Michigan Department of State Police v. Sitz

PETITIONER: Michigan Department of State Police
RESPONDENT: Rick Sitz
LOCATION: Michigan State Police Department

DOCKET NO.: 88-1897
DECIDED BY: Rehnquist Court (1988-1990)
LOWER COURT: State appellate court

CITATION: 496 US 444 (1990)
ARGUED: Feb 27, 1990
DECIDED: Jun 14, 1990

ADVOCATES:
Mark Granzotto - Argued the cause for the respondents
Stephen L. Nightingale - Argued the cause for the United States as amicus curiae urging reversal
Thomas L. Casey - Argued the cause for the petitioners

Facts of the case

In 1986, the Michigan State Police Department created a sobriety checkpoint program aimed at reducing drunk driving within the state.
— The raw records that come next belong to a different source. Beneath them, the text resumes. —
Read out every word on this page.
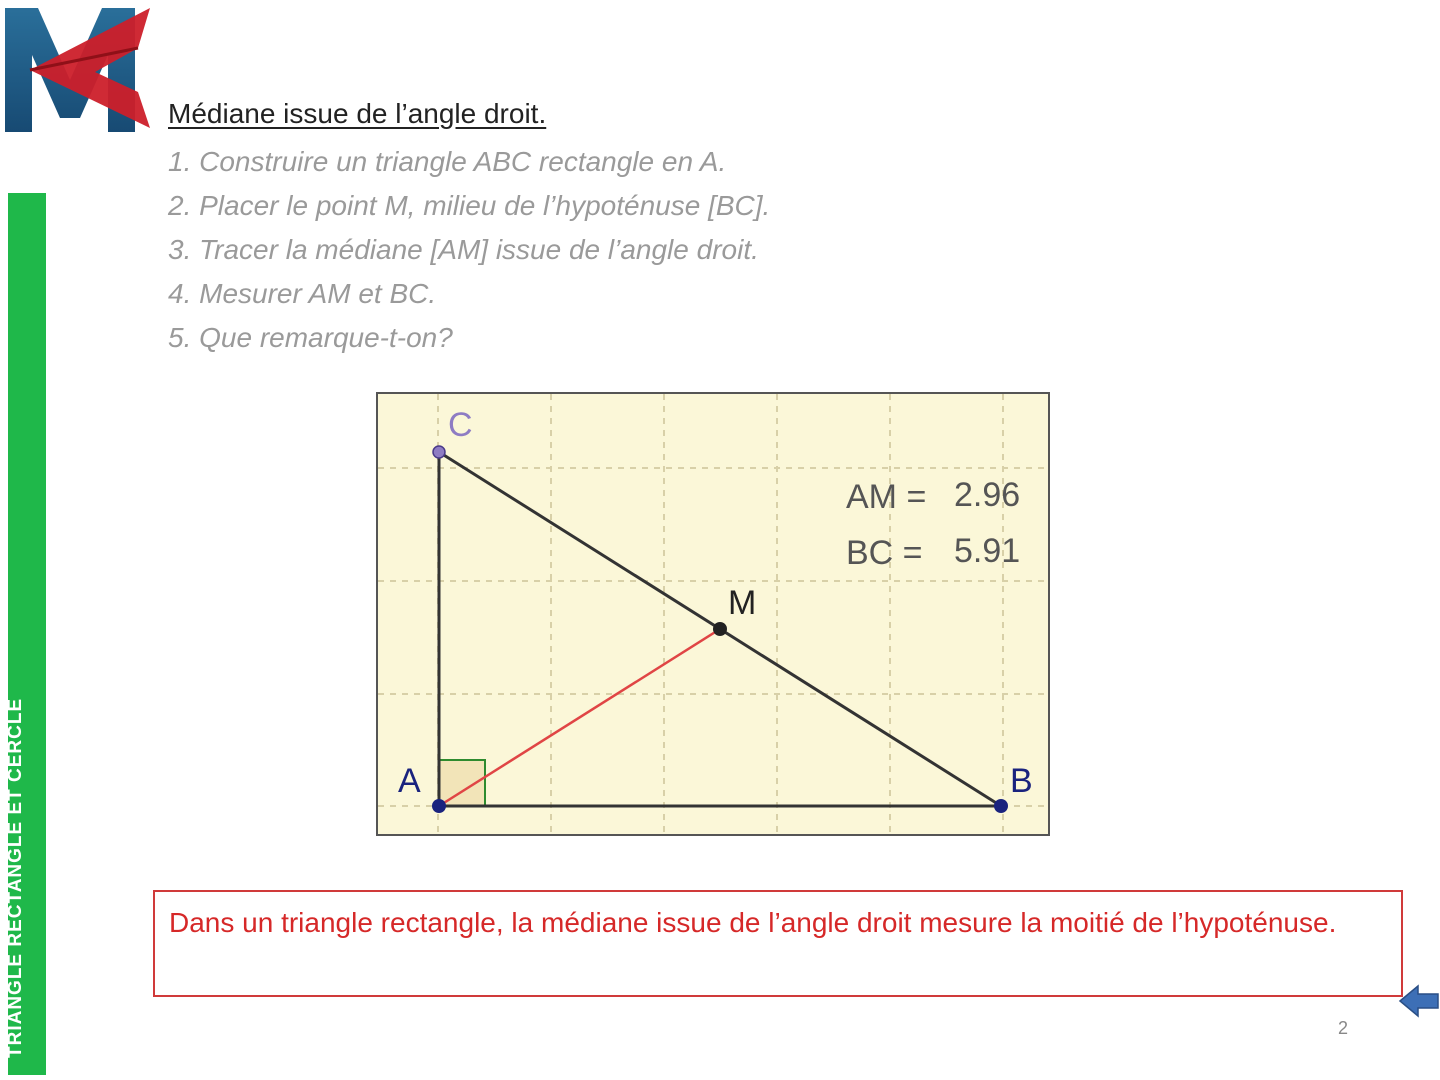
TRIANGLE RECTANGLE ET CERCLE
Médiane issue de l’angle droit.
1. Construire un triangle ABC rectangle en A.
2. Placer le point M, milieu de l’hypoténuse [BC].
3. Tracer la médiane [AM] issue de l’angle droit.
4. Mesurer AM et BC.
5. Que remarque-t-on?
A	B
C
M
AM = 2.96
BC = 5.91
Dans un triangle rectangle, la médiane issue de l’angle droit mesure la moitié de l’hypoténuse.
2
The program included guidelines governing the location of roadblocks and the amount of publicity to be given to the operation. Before the first roadblock went into effect, Rick Sitz, a licensed Michigan driver, challenged the checkpoints and sought declaratory and injunctive relief. Sitz was victorious in the Michigan lower courts.

Question

Did the drunk driving checkpoints violate motorists' privacy protected by the Fourth Amendment?

Media for Michigan Department of State Police v. Sitz

Audio Transcription for Oral Argument - February 27, 1990 in Michigan Department of State Police v. Sitz

William H. Rehnquist:

We'll hear argument now in No. 88-1897, the Michigan Department of State Police v. Rick Sitz.

Mr. Casey.

Thomas L. Casey:

Mr. Chief Justice and may it please the Court:

In a series of cases involving Fourth Amendment challenges to various traffic-checking procedures, the Court has applied a balancing test which weighs the public interest against the right of individuals to be free from arbitrary interference.

In these cases, the Court recognized that different procedures involve different balances and different constitutional safeguards.

For example, probable cause is required for a search of a vehicle either by a roving patrol or at a fixed checkpoint.

A seizure of an automobile by a roving patrol is permissible if it is based on reasonable suspicion, and in Martinez-Fuerte the Court held that seizure of an automobile at a fixed checkpoint is permissible without individualized suspicion if there are neutral and objective guidelines which limit the discretion of officers in the field and limit the nature of the intrusion.

The case today presents no new legal issues.

The only question is whether Michigan's temporary sobriety checkpoints are like the roving patrols in Delaware v. Prouse or, as we argue, are more like the fixed checkpoints in Martinez-Fuerte in which no individualized suspicion is required.

Sandra Day O'Connor:

Mr. Casey, this action was brought as a facial challenge of some kind to the program?

Thomas L. Casey:

That's correct.

Sandra Day O'Connor:

And the plaintiffs in the case are simply citizens who drive in Michigan?

Thomas L. Casey:

That's correct.

Sandra Day O'Connor:

No one was a plaintiff named in the case who had been stopped at a checkpoint?

Thomas L. Casey:

The complaint was filed before any sobriety checkpoints had been operated.

Sandra Day O'Connor:

Do you think that the plaintiffs have standing?

Thomas L. Casey:

I believe they do.

The case--

Why?

Thomas L. Casey:

--The case was brought under the Michigan declaratory judgment action by the plaintiffs in their capacity as licensed drivers in the State of Michigan who allege that if sobriety checkpoints were operated there was a very great likelihood that they would be subject to the checkpoints.

We agree.

If the checkpoints were operated, these individual plaintiffs would be subjected to them.

We think there is a sufficient case or controversy to confer standing in both the state courts and in this Court, even without waiting for a particular operation of the checkpoint.

Antonin Scalia:

Suppose the police department has a policy of applying choke holds to people resisting arrest.

Would... would any citizen have standing to challenge that practice?

Thomas L. Casey:

In that case, the--

Antonin Scalia:

On the theory that he might be arrested and the choke hold applied to him.

Thomas L. Casey:

--The likelihood of any individual citizen being subjected to that police tactic is not as high as the likelihood that individual citizens in Michigan will be subjected to sobriety checkpoints.

So we think our case... the plaintiffs do have sufficient standing to permit the Court to address this question as a facial constitutional challenge without waiting for an individual to be arrested and then tried as applied to him.

Byron R. White:

Well, surely the state courts thought that there was standing for purposes of a state action.